17. From the discussions as mentioned above, it can definitely be said that the informant Arti Giri could not be an eye-witness to the occurrence. She was alleging that she had sustained injury in the occurrence that too by sword in her fardbeyan but later on she had shifted it to be by stone throwing but no injury could be proved on her person and, as such it can be safely stated that her presence at the place of occurrence become totally doubtful. Regarding the other eye-witnesses, when the place of occurrence has not been determined specifically from the side of the prosecution, their eye-witnessing the occurrence becomes doubtful. It has also come in evidence that the pond/talab is not visible due to the intervening hedges on the land of Surendra Bisai, so the evidence of P.Ws. 1, 2 and 3 regarding eye-witness of the occurrence is doubtful. 18. The evidence of the doctor and the post mortem report has already been discussed in the foregoing paragraph and it can be held safely that the medical evidence totally contradicts the prosecution story rather suggests all probability of defence version.
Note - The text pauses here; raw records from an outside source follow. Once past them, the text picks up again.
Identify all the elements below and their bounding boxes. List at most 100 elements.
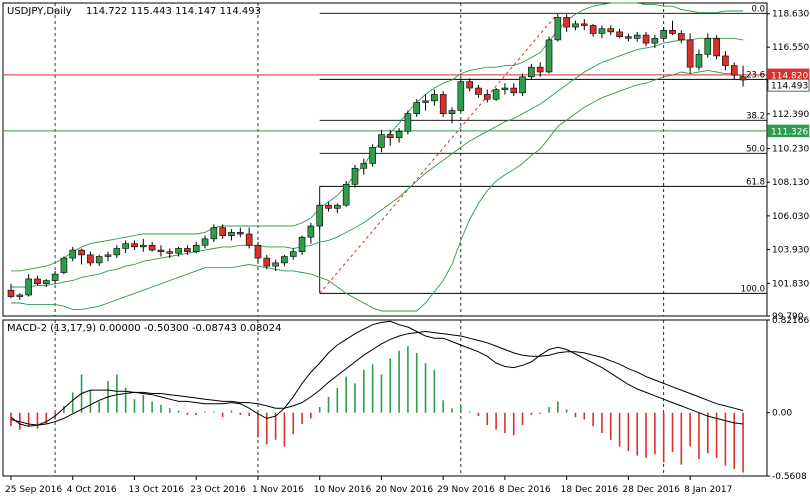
candle-body [192, 244, 200, 252]
candle-body [439, 94, 447, 114]
candle-body [616, 31, 623, 37]
candle-body [104, 254, 112, 257]
bollinger-lower-band [11, 69, 744, 312]
candle-body [184, 248, 191, 252]
time-tick-label: 8 Dec 2016 [499, 485, 551, 495]
price-tick-label: 101.830 [772, 279, 809, 289]
candle-body [625, 36, 632, 39]
time-tick-label: 29 Nov 2016 [437, 485, 495, 495]
candle-body [342, 183, 350, 206]
candle-body [695, 54, 703, 68]
candle-body [422, 100, 429, 103]
candle-body [34, 278, 41, 285]
macd-tick-label: -0.5608 [772, 472, 807, 482]
candle-body [25, 278, 32, 296]
time-tick-label: 20 Nov 2016 [375, 485, 433, 495]
fib-level-label: 61.8 [746, 177, 765, 187]
candle-body [598, 28, 606, 34]
candle-body [589, 25, 597, 34]
price-label-text: 111.326 [771, 127, 808, 137]
bollinger-middle-band [11, 37, 744, 288]
candle-body [201, 238, 209, 246]
candle-body [87, 254, 94, 264]
time-tick-label: 25 Sep 2016 [5, 485, 62, 495]
horizontal-lines [3, 74, 767, 132]
time-tick-label: 1 Nov 2016 [252, 485, 304, 495]
candle-body [7, 289, 15, 297]
fib-level-label: 50.0 [746, 144, 765, 154]
candle-body [316, 204, 324, 227]
candle-body [669, 29, 676, 34]
candle-body [289, 251, 297, 257]
candle-body [307, 225, 315, 238]
price-chart-title: USDJPY,Daily [7, 6, 72, 17]
candle-body [730, 65, 738, 76]
candle-body [633, 34, 641, 39]
candle-body [351, 167, 359, 185]
price-label-text: 114.493 [771, 82, 808, 92]
time-tick-label: 23 Oct 2016 [190, 485, 246, 495]
candle-body [483, 94, 491, 100]
candle-body [16, 294, 24, 297]
candle-body [69, 249, 77, 259]
time-tick-label: 13 Oct 2016 [128, 485, 184, 495]
ohlc-readout: 114.722 115.443 114.147 114.493 [86, 6, 261, 17]
candle-body [431, 94, 438, 102]
candle-body [78, 249, 85, 256]
price-tick-label: 112.390 [772, 110, 809, 120]
price-label-boxes: 114.820 111.326 114.493 [767, 68, 810, 138]
candle-body [157, 249, 165, 252]
time-tick-label: 4 Oct 2016 [67, 485, 117, 495]
candle-body [263, 257, 271, 267]
fib-level-label: 0.0 [751, 4, 765, 14]
time-tick-label: 18 Dec 2016 [561, 485, 619, 495]
candle-body [228, 232, 235, 236]
candle-body [678, 33, 685, 41]
candle-body [272, 262, 279, 267]
candle-body [510, 87, 518, 94]
candle-body [131, 243, 138, 248]
candle-body [660, 29, 667, 39]
macd-title: MACD-2 (13,17,9) 0.00000 -0.50300 -0.087… [7, 323, 281, 334]
macd-signal-line [10, 330, 744, 426]
candle-body [281, 256, 288, 264]
candle-body [95, 256, 103, 264]
candle-body [378, 134, 385, 148]
candle-body [475, 87, 482, 95]
price-tick-label: 99.790 [772, 312, 804, 322]
candle-body [404, 113, 412, 132]
price-tick-label: 116.550 [772, 43, 809, 53]
macd-axis: 0.82166 0.00 -0.5608 [767, 316, 809, 482]
candle-body [642, 34, 650, 44]
price-tick-label: 118.630 [772, 10, 809, 20]
candle-body [554, 17, 562, 41]
time-tick-label: 28 Dec 2016 [622, 485, 680, 495]
candle-body [722, 55, 729, 66]
price-label-box [767, 78, 810, 92]
candle-body [51, 273, 59, 281]
price-label-text: 114.820 [771, 71, 808, 81]
price-tick-label: 106.030 [772, 212, 809, 222]
candle-body [210, 227, 218, 240]
candle-body [457, 81, 465, 111]
candlestick-series [7, 14, 747, 300]
macd-series [10, 320, 744, 473]
candle-body [395, 131, 403, 139]
candle-body [563, 17, 570, 28]
price-tick-label: 103.930 [772, 246, 809, 256]
time-axis: 25 Sep 2016 4 Oct 2016 13 Oct 2016 23 Oct 2… [5, 476, 732, 495]
time-tick-label: 8 Jan 2017 [684, 485, 732, 495]
candle-body [713, 37, 720, 57]
macd-tick-label: 0.82166 [772, 316, 809, 326]
price-pane-frame [2, 2, 768, 317]
macd-tick-label: 0.00 [772, 409, 792, 419]
price-label-box [767, 124, 810, 138]
candle-body [360, 163, 368, 169]
candle-body [42, 280, 50, 285]
fib-level-label: 100.0 [741, 284, 765, 294]
candle-body [140, 244, 147, 248]
candle-body [501, 87, 509, 90]
candle-body [528, 66, 535, 78]
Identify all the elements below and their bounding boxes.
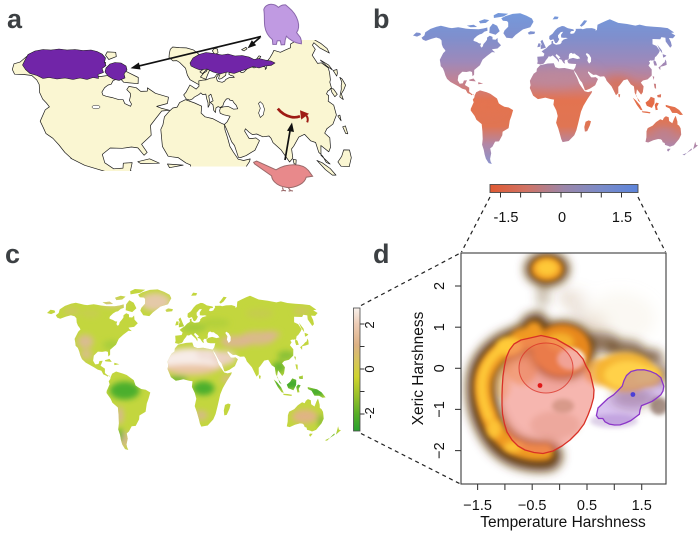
svg-text:-2: -2 [362,407,377,419]
svg-text:c: c [5,239,20,269]
svg-text:d: d [373,239,390,269]
svg-text:2: 2 [432,282,448,290]
svg-text:0: 0 [558,210,566,226]
svg-text:1: 1 [432,323,448,331]
svg-text:a: a [7,4,23,34]
svg-text:1.5: 1.5 [632,498,652,514]
svg-text:−2: −2 [432,442,448,459]
svg-text:-1.5: -1.5 [494,210,519,226]
svg-text:0: 0 [362,365,377,372]
svg-text:0.5: 0.5 [577,498,597,514]
svg-text:1.5: 1.5 [612,210,632,226]
svg-text:b: b [373,4,390,34]
svg-text:−1.5: −1.5 [463,498,492,514]
svg-text:Temperature Harshness: Temperature Harshness [480,514,646,531]
svg-text:−0.5: −0.5 [518,498,547,514]
svg-text:2: 2 [362,321,377,328]
svg-text:0: 0 [432,364,448,372]
svg-text:−1: −1 [432,401,448,418]
svg-text:Xeric Harshness: Xeric Harshness [410,311,427,425]
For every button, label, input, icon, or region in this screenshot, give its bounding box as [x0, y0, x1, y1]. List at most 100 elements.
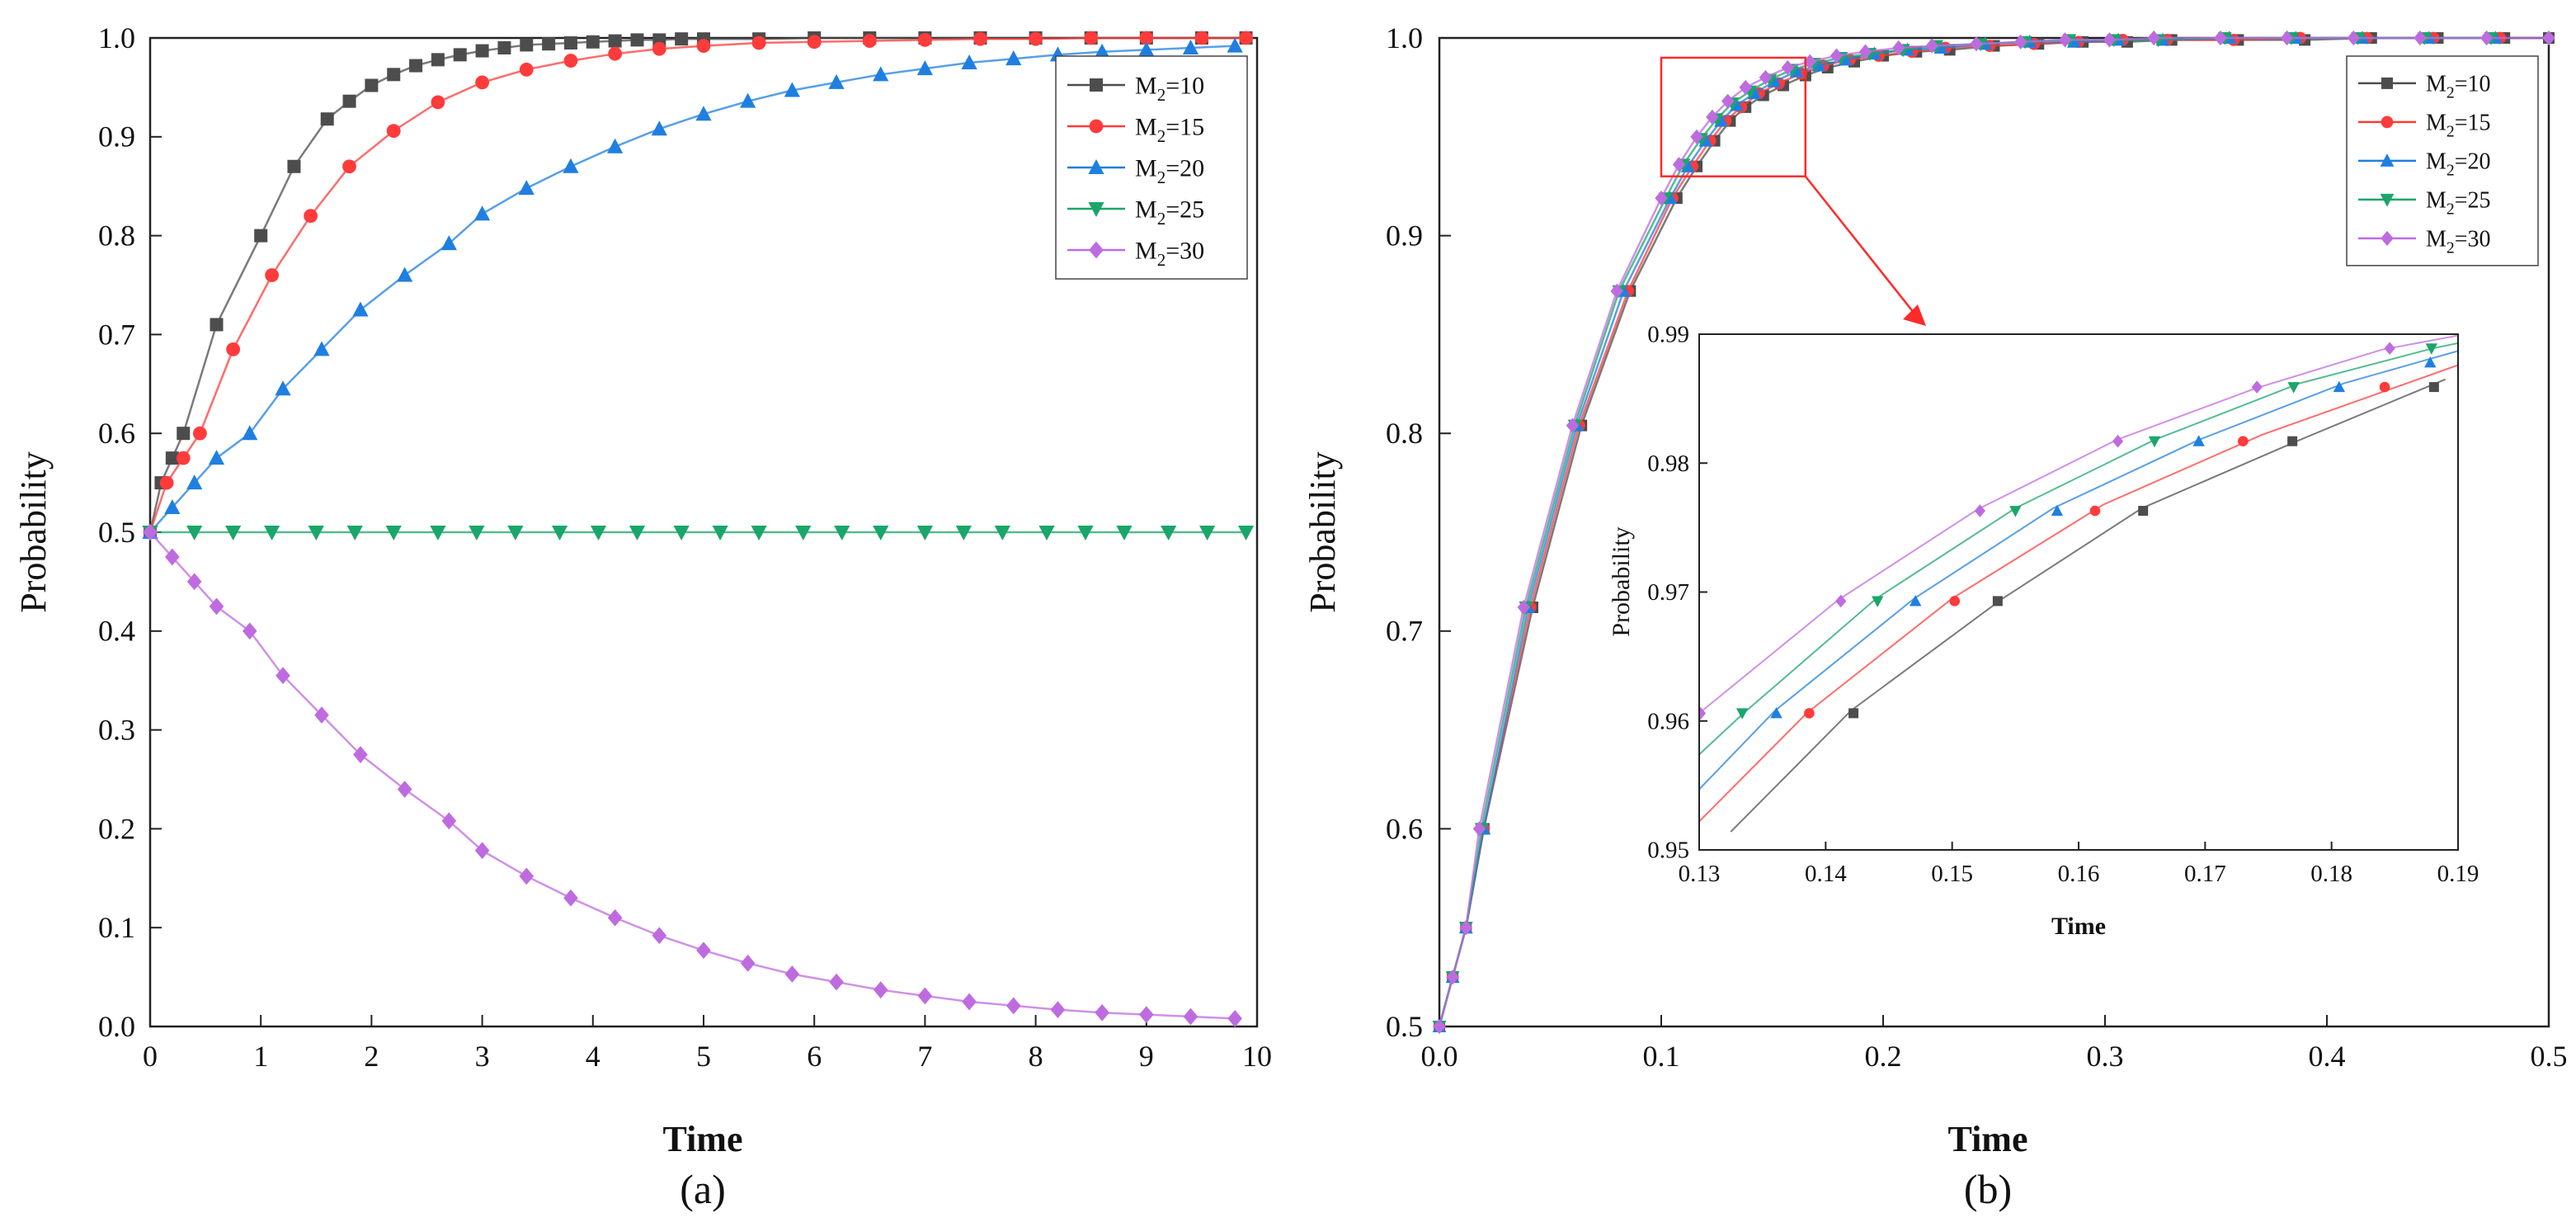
- panel-a-data-point: [1237, 526, 1255, 540]
- panel-a-data-point: [862, 34, 877, 48]
- panel-b-xtick-label: 0.4: [2309, 1040, 2346, 1073]
- panel-a-data-point: [475, 75, 489, 90]
- panel-a-data-point: [607, 138, 624, 153]
- panel-a-legend-marker: [1088, 159, 1104, 174]
- panel-a-data-point: [209, 597, 224, 616]
- panel-a-series-line: [149, 45, 1236, 533]
- panel-a-data-point: [1139, 1006, 1154, 1024]
- panel-a-data-point: [313, 341, 330, 356]
- panel-a-legend-entry: M2=15: [1067, 114, 1204, 146]
- panel-a-data-point: [563, 35, 577, 50]
- inset-data-point: [2428, 382, 2439, 393]
- inset-series-m2-15: [1699, 364, 2458, 823]
- panel-a-ytick-label: 0.2: [98, 812, 135, 845]
- panel-b-legend-label: M2=20: [2426, 149, 2491, 180]
- panel-a-data-point: [1183, 1008, 1199, 1026]
- panel-b-data-point: [1610, 283, 1623, 299]
- inset-data-point: [1770, 706, 1782, 719]
- panel-b-ytick-label: 1.0: [1386, 21, 1423, 54]
- inset-data-point: [1804, 708, 1815, 719]
- panel-a-data-point: [365, 78, 379, 92]
- panel-a-data-point: [807, 35, 822, 50]
- panel-b-data-point: [1759, 69, 1773, 86]
- panel-a-xtick-label: 9: [1139, 1040, 1154, 1073]
- panel-a-legend-label: M2=25: [1135, 196, 1204, 229]
- panel-b-data-point: [2058, 32, 2072, 48]
- panel-a-data-point: [165, 451, 179, 465]
- inset-series-m2-30: [1699, 334, 2458, 720]
- inset-data-point: [2379, 381, 2390, 393]
- panel-a-data-point: [873, 981, 888, 999]
- inset-series-m2-20: [1699, 350, 2458, 790]
- panel-a-data-point: [430, 526, 446, 540]
- panel-b-legend-label: M2=25: [2426, 188, 2491, 219]
- panel-a-data-point: [225, 526, 242, 540]
- panel-a-data-point: [1194, 31, 1209, 45]
- panel-a-data-point: [385, 526, 402, 540]
- panel-a-series: [142, 31, 1255, 1027]
- panel-a-data-point: [346, 526, 363, 540]
- panel-a-data-point: [918, 32, 932, 47]
- inset-ticks: 0.13 0.14 0.15 0.16 0.17 0.18 0.19 0.95 0.96 0.97…: [1647, 322, 2479, 887]
- panel-a-data-point: [973, 31, 987, 46]
- panel-a-data-point: [795, 526, 812, 540]
- panel-a-data-point: [177, 427, 191, 441]
- inset-background: [1699, 334, 2458, 850]
- inset-xtick-label: 0.17: [2184, 861, 2226, 887]
- panel-a-ylabel: Probability: [13, 451, 54, 613]
- panel-a-ytick-label: 0.7: [98, 318, 135, 351]
- panel-a-data-point: [519, 62, 534, 77]
- panel-b-label: (b): [1964, 1166, 2012, 1212]
- panel-a-data-point: [563, 889, 578, 907]
- panel-a-legend-entry: M2=20: [1067, 155, 1204, 187]
- panel-a-data-point: [352, 301, 369, 317]
- inset-data-point: [2384, 342, 2395, 355]
- panel-a-data-point: [590, 526, 607, 540]
- panel-a-data-point: [916, 526, 933, 540]
- panel-a-ytick-label: 0.5: [98, 516, 135, 549]
- panel-b-data-point: [1970, 36, 1983, 52]
- panel-b-data-point: [2014, 34, 2027, 50]
- panel-a-data-point: [242, 425, 258, 441]
- panel-a-ytick-label: 0.9: [98, 120, 135, 153]
- panel-b-data-point: [2103, 32, 2117, 48]
- panel-b-data-point: [1925, 38, 1938, 54]
- panel-a-data-point: [873, 526, 889, 540]
- panel-b-xtick-label: 0.0: [1421, 1040, 1458, 1073]
- panel-a-data-point: [542, 37, 556, 51]
- panel-b-legend: M2=10 M2=15 M2=20 M2=25 M2=30: [2346, 55, 2539, 267]
- panel-a-data-point: [320, 112, 334, 126]
- panel-a-xtick-label: 7: [917, 1040, 932, 1073]
- panel-b-legend-entry: M2=25: [2358, 188, 2491, 219]
- panel-a-legend-entry: M2=30: [1067, 238, 1204, 270]
- panel-a-ytick-label: 0.4: [98, 615, 135, 648]
- panel-b-xtick-label: 0.1: [1643, 1040, 1680, 1073]
- panel-a-data-point: [210, 318, 224, 332]
- panel-a-series-m2-20: [142, 37, 1243, 539]
- panel-a-data-point: [563, 54, 578, 68]
- panel-a-legend-marker: [1089, 119, 1104, 134]
- panel-a-data-point: [696, 39, 711, 53]
- inset-xtick-label: 0.13: [1679, 861, 1721, 887]
- panel-a-legend-label: M2=30: [1135, 238, 1204, 270]
- panel-a-series-m2-25: [142, 526, 1255, 540]
- panel-b-ticks: 0.0 0.1 0.2 0.3 0.4 0.5 0.5 0.6 0.7 0.8 0.9 1.0: [1386, 21, 2568, 1073]
- panel-a-data-point: [176, 451, 191, 465]
- panel-a-data-point: [342, 159, 356, 174]
- panel-b-legend-label: M2=30: [2426, 227, 2491, 257]
- panel-a-data-point: [1227, 37, 1243, 53]
- panel-b-data-point: [1803, 54, 1816, 69]
- panel-a-data-point: [342, 94, 356, 108]
- panel-a-legend-marker: [1088, 202, 1104, 217]
- panel-a-data-point: [994, 526, 1010, 540]
- inset-ytick-label: 0.95: [1647, 838, 1689, 864]
- panel-a-legend-marker: [1090, 78, 1103, 92]
- panel-a-xtick-label: 3: [475, 1040, 490, 1073]
- inset-series: [1699, 334, 2458, 833]
- panel-a-data-point: [304, 209, 318, 224]
- inset-ytick-label: 0.99: [1647, 322, 1689, 348]
- panel-a-data-point: [652, 927, 667, 945]
- panel-a-data-point: [873, 66, 889, 82]
- panel-b-data-point: [1566, 418, 1580, 433]
- panel-b-legend-marker: [2381, 77, 2393, 89]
The prosecution has started suppression from the very beginning and the injuries on the person of the accused Haru Mahto have not been explained rather it was totally suppressed. This goes to show the tendency of the prosecution witnesses that it was a concocted story only. 19. Mr. I. N. Gupta, appearing for the State submits that there was no ground for falsely implicating the accused persons but it is admitted by both the parties that there were strong enmity between the parties and hence false implication cannot be totally ruled out. 20. From the discussions made above, I am of the firm opinion that the prosecution case could not be proved beyond all reasonable doubt and the accused-appellants are entitled to get benefit of doubt. 21. In the result, the appeal is allowed. The judgment of conviction and. sentence is hereby set aside and the living accused-appellants are hereby acquitted. They should be released forthwith, if not wanted in any other case. Narayan Roy, J. 22 I agree.